Dengan menunjukkan sikap kompetitif semacam itu, konsekuensinya adalah semakin jauh pula dari konsep kerjasama atau kolaborasi. Baginya, bekerjasama dengan orang lain adalah sejauh menguntungkan diri. Tidak ada pencapaian kolektif yang dianggap lebih besar dari hasil personal. Baru nongol kalo ada bau profit. Egois pastinya. Efek dari tindakan semacam ini adalah pengelolaan konflik yang buruk -plus baperan tentunya- dan ketidakmampuan untuk bekerja dengan orang lain.

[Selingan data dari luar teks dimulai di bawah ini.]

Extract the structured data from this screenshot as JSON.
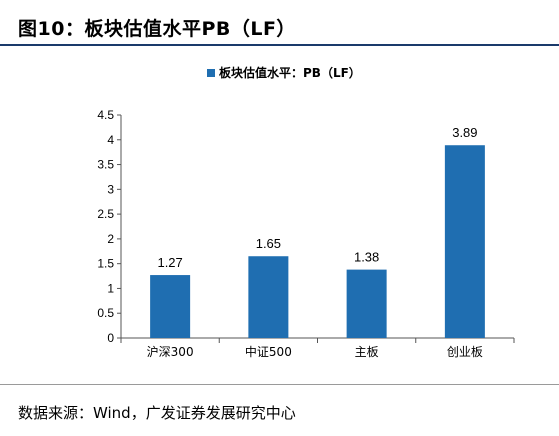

Oleh karena itu pameo yang mengatakan bahwa "orang yang punya pengalaman kerja secara struktural dan hirarkis, adalah sekurangnya orang yang punya pengalaman mengelola konflik dan kritik" itu ada benar juga. Bekerja dibawah dan membawahi orang lain butuh kedewasaan untuk bisa membuat komunikasi berproses, operasional tim berjalan, dinamika organisasi bergerak dan sebagainya.
“Maturity is a high price to pay for growing up.” ~ Tom Stoppard
Selain itu, terpenting dari efek tindakan kekanak-kanakan yang paling berasa saat dewasa adalah manajemen waktu dan keuangan. Sikap impulsif selalu menghancurkan perencanaan yang sudah dibuat dengan baik sekalipun. Maka munculah kebiasaan seperti menyepelekan waktu, menganggap rendah orang lain, mengecilkan janji, boros, bahkan nggak mempersiapkan ke depan secara matang. Baru nanti terkaget-kaget ketika situasi menjadi semakin cepat berubah dan dirinya tidak dibutuhkan lagi. Terlebih, jaman sehabis pandemi ini orang mulai merasakan dampak sosial ekonomi yang baru muncul. Hidup sudah pasti beranjak dari satu ketidaknyamanan ke ketidaknyamanan lain, persis seperti motto blog ini. Banyak yang jauh lebih muda, sigap dan dewasa merangsek dalam mencari kesempatan yang sama. Pilih mana? Jelas yang masih segerlah. Ngapain pilih yang tua kepedean nggak ada isinya dan baperan. Muda masih bisa diajarin. Uzur? dikasihtau malah sotoy. Kan nggak seru.